This morning, as I put on my make up, I saw them. It appeared to be the beginnings of a road map, right under my eyes. How did that get there? Grabbing the thickest moisturizer in the cabinet, I applied it to my skin, but they did not go away. Evidently, the mirror had not been cleaned, so it received a good cleaning. Looking in the clean mirror, the lines were still there. The glass was cleaned again, but the tiny road map remained. Okay, this is a bad mirror. It needs to be replaced, so I’ll try another. They were still there. I put my glasses on to get a closer look, and that was even worse. I made a mental note to talk to my eye doctor about those obviously defective glasses.

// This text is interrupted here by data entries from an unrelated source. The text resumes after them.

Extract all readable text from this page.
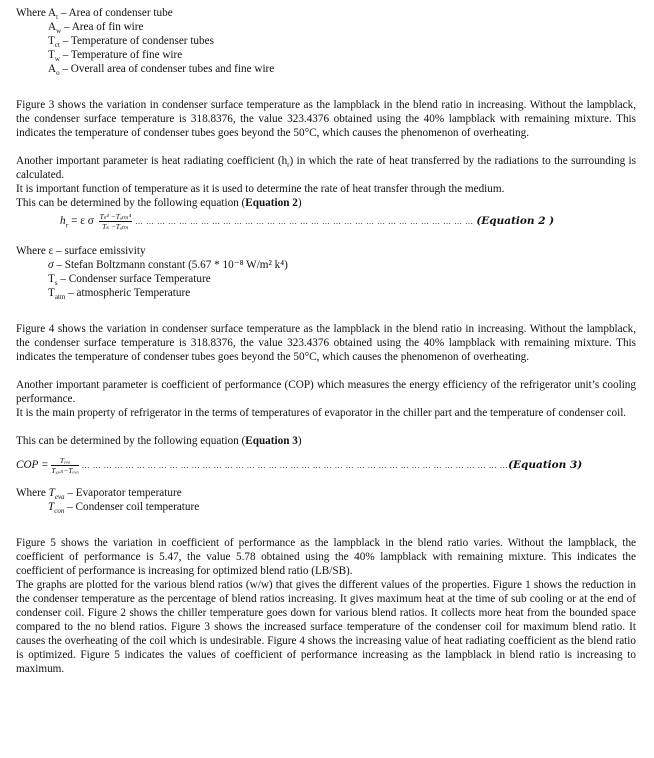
Where $A_t$ – Area of condenser tube
$A_w$ – Area of fin wire
$T_{ct}$ – Temperature of condenser tubes
$T_w$ – Temperature of fine wire
$A_o$ – Overall area of condenser tubes and fine wire
Figure 3 shows the variation in condenser surface temperature as the lampblack in the blend ratio in increasing. Without the lampblack, the condenser surface temperature is 318.8376, the value 323.4376 obtained using the 40% lampblack with remaining mixture. This indicates the temperature of condenser tubes goes beyond the 50°C, which causes the phenomenon of overheating.
Another important parameter is heat radiating coefficient $(h_r)$ in which the rate of heat transferred by the radiations to the surrounding is calculated.
It is important function of temperature as it is used to determine the rate of heat transfer through the medium.
This can be determined by the following equation (Equation 2)
$h_r = \varepsilon$ σ $\frac{\text{Tₛ⁴ −Tₐₜₘ⁴}}{\text{Tₛ −Tₐₜₘ}}$ … … … … … … … … … … … … … … … … … … … … … … … … … … … … … … … (Equation 2 )
Where ε – surface emissivity
σ – Stefan Boltzmann constant (5.67 * 10⁻⁸ W/m² k⁴)
$T_s$ – Condenser surface Temperature
$T_{atm}$ – atmospheric Temperature
Figure 4 shows the variation in condenser surface temperature as the lampblack in the blend ratio in increasing. Without the lampblack, the condenser surface temperature is 318.8376, the value 323.4376 obtained using the 40% lampblack with remaining mixture. This indicates the temperature of condenser tubes goes beyond the 50°C, which causes the phenomenon of overheating.
Another important parameter is coefficient of performance (COP) which measures the energy efficiency of the refrigerator unit’s cooling performance.
It is the main property of refrigerator in the terms of temperatures of evaporator in the chiller part and the temperature of condenser coil.
This can be determined by the following equation (Equation 3)
COP = $\frac{\text{Tₑᵥₐ}}{\text{T꜀ₒₙ−Tₑᵥₐ}}$ … … … … … … … … … … … … … … … … … … … … … … … … … … … … … … … … … … … … … … …(Equation 3)
Where $T_{eva}$ – Evaporator temperature
$T_{con}$ – Condenser coil temperature
Figure 5 shows the variation in coefficient of performance as the lampblack in the blend ratio varies. Without the lampblack, the coefficient of performance is 5.47, the value 5.78 obtained using the 40% lampblack with remaining mixture. This indicates the coefficient of performance is increasing for optimized blend ratio (LB/SB).
The graphs are plotted for the various blend ratios (w/w) that gives the different values of the properties. Figure 1 shows the reduction in the condenser temperature as the percentage of blend ratios increasing. It gives maximum heat at the time of sub cooling or at the end of condenser coil. Figure 2 shows the chiller temperature goes down for various blend ratios. It collects more heat from the bounded space compared to the no blend ratios. Figure 3 shows the increased surface temperature of the condenser coil for maximum blend ratio. It causes the overheating of the coil which is undesirable. Figure 4 shows the increasing value of heat radiating coefficient as the blend ratio is optimized. Figure 5 indicates the values of coefficient of performance increasing as the lampblack in blend ratio is increasing to maximum.
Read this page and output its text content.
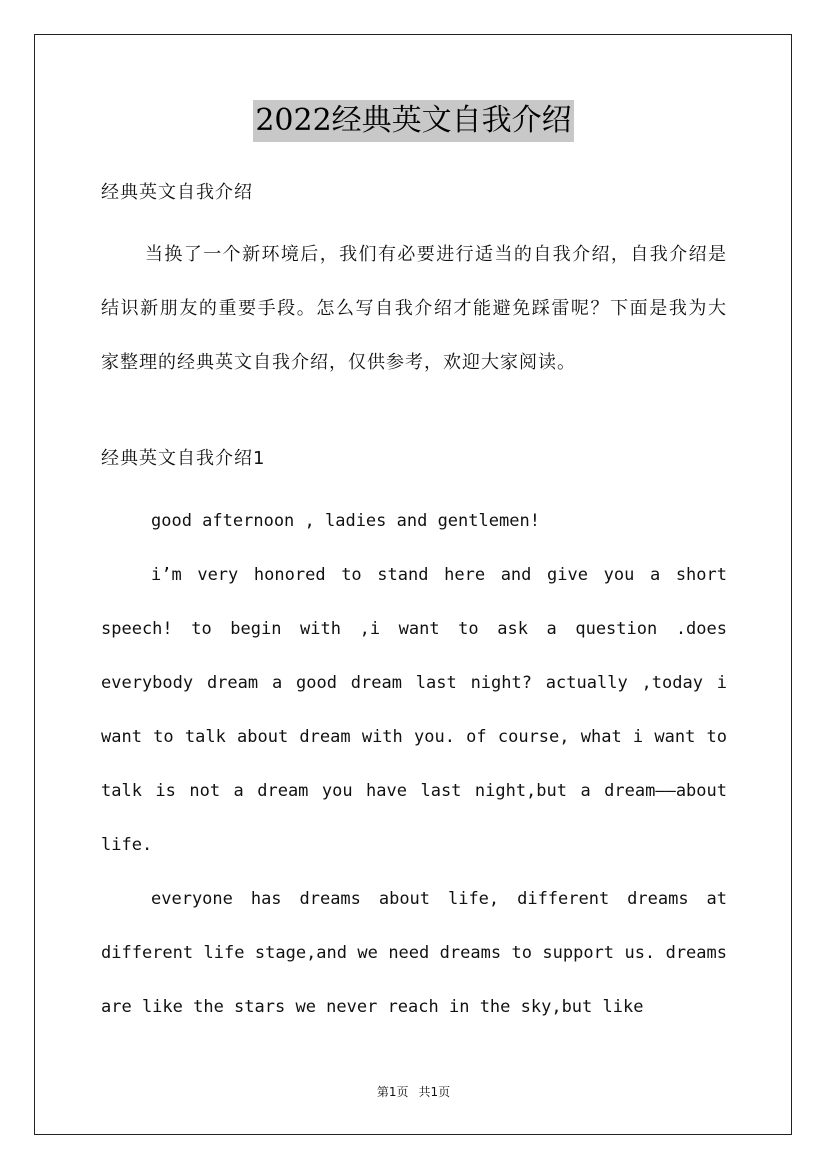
2022经典英文自我介绍

经典英文自我介绍

当换了一个新环境后，我们有必要进行适当的自我介绍，自我介绍是结识新朋友的重要手段。怎么写自我介绍才能避免踩雷呢？下面是我为大家整理的经典英文自我介绍，仅供参考，欢迎大家阅读。

经典英文自我介绍1

good afternoon , ladies and gentlemen!

i’m very honored to stand here and give you a short speech! to begin with ,i want to ask a question .does everybody dream a good dream last night? actually ,today i want to talk about dream with you. of course, what i want to talk is not a dream you have last night,but a dream——about life.

everyone has dreams about life, different dreams at different life stage,and we need dreams to support us. dreams are like the stars we never reach in the sky,but like

第1页 共1页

Standing in front of the defective mirror, wearing defective glasses, the realization hit me. My life has been stressful for the past 15 years. Alzheimer’s took Daddy, we lost Gran, I raised a daughter and am happy to say that we both survived, along with all of the things we experience in life, all of these circumstances have worked together to create that road map. I have earned each of these little lines and should be displaying them as a badge of honor. Maybe a badge of courage, should I choose to wear my glasses while looking in the mirror.

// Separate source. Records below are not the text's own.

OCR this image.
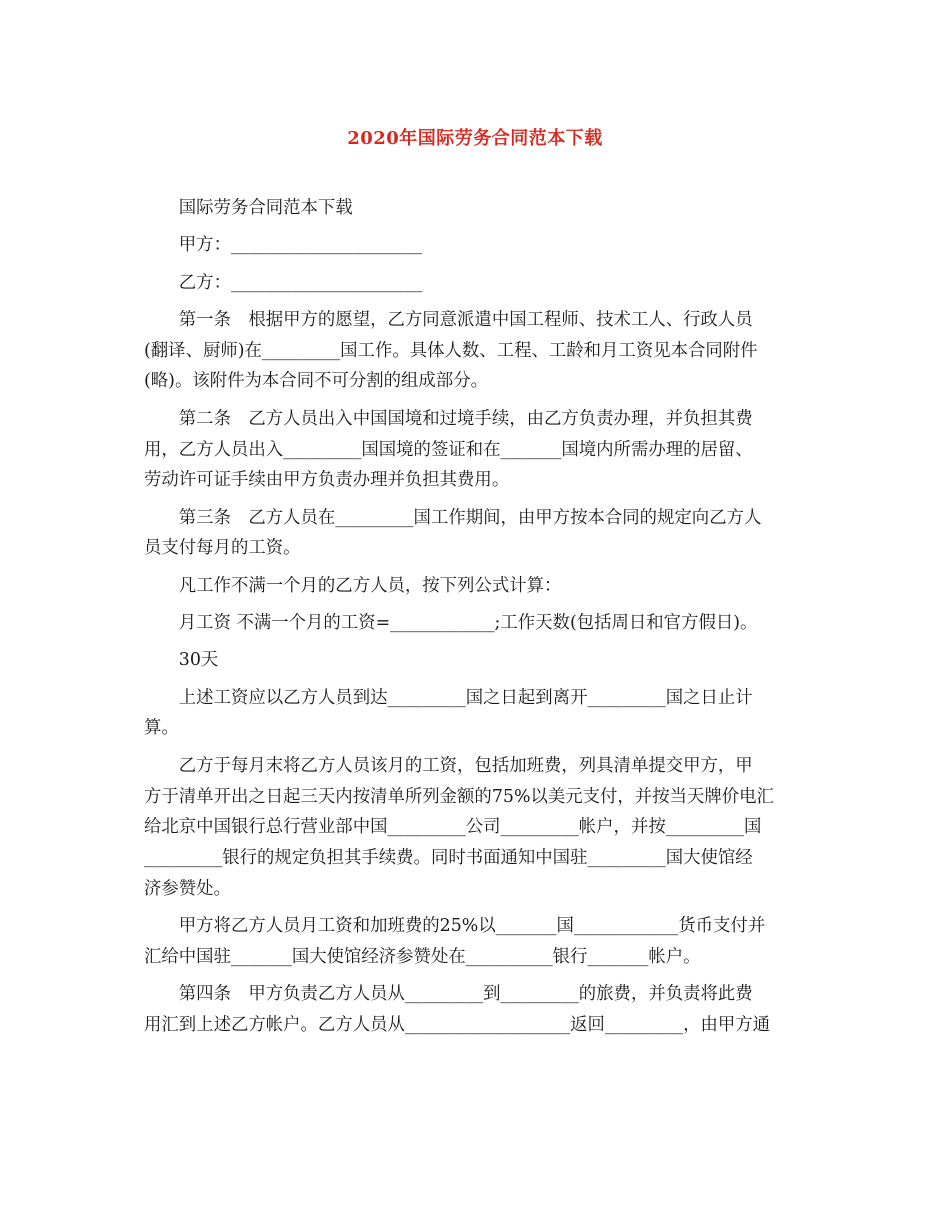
2020年国际劳务合同范本下载
　　国际劳务合同范本下载
　　甲方：______________________
　　乙方：______________________
　　第一条　根据甲方的愿望，乙方同意派遣中国工程师、技术工人、行政人员
(翻译、厨师)在_________国工作。具体人数、工程、工龄和月工资见本合同附件
(略)。该附件为本合同不可分割的组成部分。
　　第二条　乙方人员出入中国国境和过境手续，由乙方负责办理，并负担其费
用，乙方人员出入_________国国境的签证和在_______国境内所需办理的居留、
劳动许可证手续由甲方负责办理并负担其费用。
　　第三条　乙方人员在_________国工作期间，由甲方按本合同的规定向乙方人
员支付每月的工资。
　　凡工作不满一个月的乙方人员，按下列公式计算：
　　月工资 不满一个月的工资=____________;工作天数(包括周日和官方假日)。
　　30天
　　上述工资应以乙方人员到达_________国之日起到离开_________国之日止计
算。
　　乙方于每月末将乙方人员该月的工资，包括加班费，列具清单提交甲方，甲
方于清单开出之日起三天内按清单所列金额的75%以美元支付，并按当天牌价电汇
给北京中国银行总行营业部中国_________公司_________帐户，并按_________国
_________银行的规定负担其手续费。同时书面通知中国驻_________国大使馆经
济参赞处。
　　甲方将乙方人员月工资和加班费的25%以_______国____________货币支付并
汇给中国驻_______国大使馆经济参赞处在__________银行_______帐户。
　　第四条　甲方负责乙方人员从_________到_________的旅费，并负责将此费
用汇到上述乙方帐户。乙方人员从___________________返回_________，由甲方通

These tiny lines are better than the alternative. I am a survivor and should be proud, instead of trying to hide those little road maps. These are not a map of where I am going, but a map of where I have been. Why would I want to erase them? I earned each tiny line. These lines are a part of the person that I have become, and I choose to accept them. What other choice is there?

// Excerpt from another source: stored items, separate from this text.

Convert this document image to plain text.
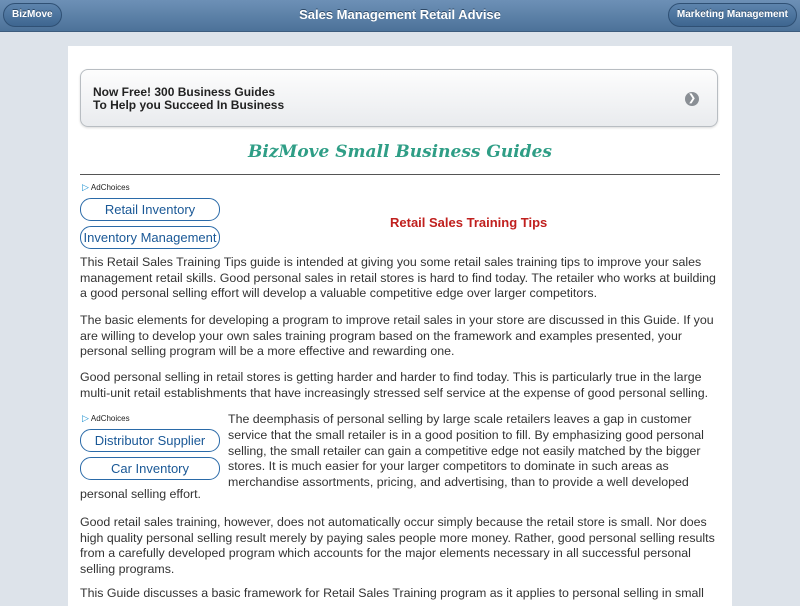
BizMove	Sales Management Retail Advise	Marketing Management
Now Free! 300 Business Guides
To Help you Succeed In Business	❯
BizMove Small Business Guides
▷ AdChoices
Retail Inventory
Inventory Management
Retail Sales Training Tips

This Retail Sales Training Tips guide is intended at giving you some retail sales training tips to improve your sales management retail skills. Good personal sales in retail stores is hard to find today. The retailer who works at building a good personal selling effort will develop a valuable competitive edge over larger competitors.

The basic elements for developing a program to improve retail sales in your store are discussed in this Guide. If you are willing to develop your own sales training program based on the framework and examples presented, your personal selling program will be a more effective and rewarding one.

Good personal selling in retail stores is getting harder and harder to find today. This is particularly true in the large multi-unit retail establishments that have increasingly stressed self service at the expense of good personal selling.

▷ AdChoices
Distributor Supplier
Car Inventory
The deemphasis of personal selling by large scale retailers leaves a gap in customer
service that the small retailer is in a good position to fill. By emphasizing good personal
selling, the small retailer can gain a competitive edge not easily matched by the bigger
stores. It is much easier for your larger competitors to dominate in such areas as
merchandise assortments, pricing, and advertising, than to provide a well developed
personal selling effort.

Good retail sales training, however, does not automatically occur simply because the retail store is small. Nor does high quality personal selling result merely by paying sales people more money. Rather, good personal selling results from a carefully developed program which accounts for the major elements necessary in all successful personal selling programs.

This Guide discusses a basic framework for Retail Sales Training program as it applies to personal selling in small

Time and life will provide a few more of those little lines. The face in my mirror is not the one that was there 25 years ago. The person behind that face is not the same either, hopefully some important life lessons have been learned, and will not need to be re-learned. With those lines, hopefully some wisdom has come my way. There are some things that will not change. I will celebrate my 29th birthday again this summer. Come on, you didn’t expect me to accept everything did you?